Model with mRNA circularisation. Sketches of the two possible mRNA conformations, open and circularised, whose transitions depend on the free energy gap ΔG (A). In blue and yellow we have represented the interacting proteins (e.g. PABP and eIF4F) bound at the 3′ and 5′ ends; the black line is the end-to-end distance that is equal to d in the circularised state. We have fixed d = 5 nm in our calculation. Ribosome density computed taking into account mRNA circularisation (continuous line) is then compared to experimental data (triangles, cfr. symbols used in Fig. 1) and the previous model neglecting circularisation (dashed line) (B). The fitted parameters are ${\overline{\alpha }}_{\infty }\mathrm{=(4.7}\pm \mathrm{0.6)}{10}^{-3}$ s⁻¹, λ = 7.0 ± 0.6 nm and ε = − 8.3 ± 0.4 (k _B T). End-to-end distance (blue curve, right axis) and calculated probabilities P _c and P _o = 1 − P _c as a function of the CDS length L (C).

Figure 6

Effects of competition for resources (ribosomes) on the protein production rate. The ribosome density depends on the overall ribosome concentration c _∞. We show the ribosome density as a function of the transcript length for different concentrations of available ribosomes c _∞ (A).
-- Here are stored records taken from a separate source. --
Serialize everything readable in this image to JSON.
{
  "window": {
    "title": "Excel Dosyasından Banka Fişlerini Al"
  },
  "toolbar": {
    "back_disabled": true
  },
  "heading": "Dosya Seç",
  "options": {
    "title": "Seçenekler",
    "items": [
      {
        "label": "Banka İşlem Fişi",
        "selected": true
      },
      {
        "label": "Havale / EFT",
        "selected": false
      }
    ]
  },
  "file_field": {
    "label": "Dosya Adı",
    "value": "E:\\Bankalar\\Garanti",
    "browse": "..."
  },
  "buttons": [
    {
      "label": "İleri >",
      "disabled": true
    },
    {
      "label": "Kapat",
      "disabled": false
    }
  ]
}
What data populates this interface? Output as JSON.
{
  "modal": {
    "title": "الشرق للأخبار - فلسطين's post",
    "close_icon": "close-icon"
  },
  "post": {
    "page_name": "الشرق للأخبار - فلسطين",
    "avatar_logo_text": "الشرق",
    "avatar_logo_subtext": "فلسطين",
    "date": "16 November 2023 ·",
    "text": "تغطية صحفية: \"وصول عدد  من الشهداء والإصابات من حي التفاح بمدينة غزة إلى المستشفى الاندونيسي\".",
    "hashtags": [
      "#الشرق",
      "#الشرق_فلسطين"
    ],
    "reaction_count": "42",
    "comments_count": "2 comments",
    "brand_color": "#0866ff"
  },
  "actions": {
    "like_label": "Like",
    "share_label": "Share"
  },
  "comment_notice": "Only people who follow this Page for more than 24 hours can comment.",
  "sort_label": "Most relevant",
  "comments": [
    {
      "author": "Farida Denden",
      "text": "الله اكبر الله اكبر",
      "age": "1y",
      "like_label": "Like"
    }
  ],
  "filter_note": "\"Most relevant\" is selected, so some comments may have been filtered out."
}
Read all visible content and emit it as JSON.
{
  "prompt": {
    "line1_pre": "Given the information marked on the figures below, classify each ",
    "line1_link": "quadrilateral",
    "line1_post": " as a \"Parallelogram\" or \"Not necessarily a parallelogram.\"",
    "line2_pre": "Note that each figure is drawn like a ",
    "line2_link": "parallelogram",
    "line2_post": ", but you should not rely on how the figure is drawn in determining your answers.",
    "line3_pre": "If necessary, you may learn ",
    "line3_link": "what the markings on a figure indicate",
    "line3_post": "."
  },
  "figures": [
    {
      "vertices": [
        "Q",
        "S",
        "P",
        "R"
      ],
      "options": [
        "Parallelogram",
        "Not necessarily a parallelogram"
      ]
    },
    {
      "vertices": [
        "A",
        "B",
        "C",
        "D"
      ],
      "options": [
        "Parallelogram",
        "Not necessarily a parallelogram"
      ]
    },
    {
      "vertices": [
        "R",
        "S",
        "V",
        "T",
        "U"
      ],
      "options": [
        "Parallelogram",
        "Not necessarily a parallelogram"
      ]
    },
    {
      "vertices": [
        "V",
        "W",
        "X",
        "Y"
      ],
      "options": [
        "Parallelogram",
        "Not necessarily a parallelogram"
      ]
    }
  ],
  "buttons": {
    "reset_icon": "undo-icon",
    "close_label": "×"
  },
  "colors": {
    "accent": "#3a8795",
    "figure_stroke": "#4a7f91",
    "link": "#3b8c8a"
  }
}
The curve denoted with c _∞ in the legend is built starting from the same parameters of Fig. 3A. We change c _∞ as described in the legend for the other curves. Short transcripts are less affected by changes in c _∞, as we also show in (B) where we plot the relative expression of transcripts η (defined in the text) as a function of c _∞. We used transcript with three different lengths (here L = 100, 500 and 2500). According to these results, ribosomal proteins that are short should be relatively more expressed under high ribosome competition regimes compared to other types of proteins.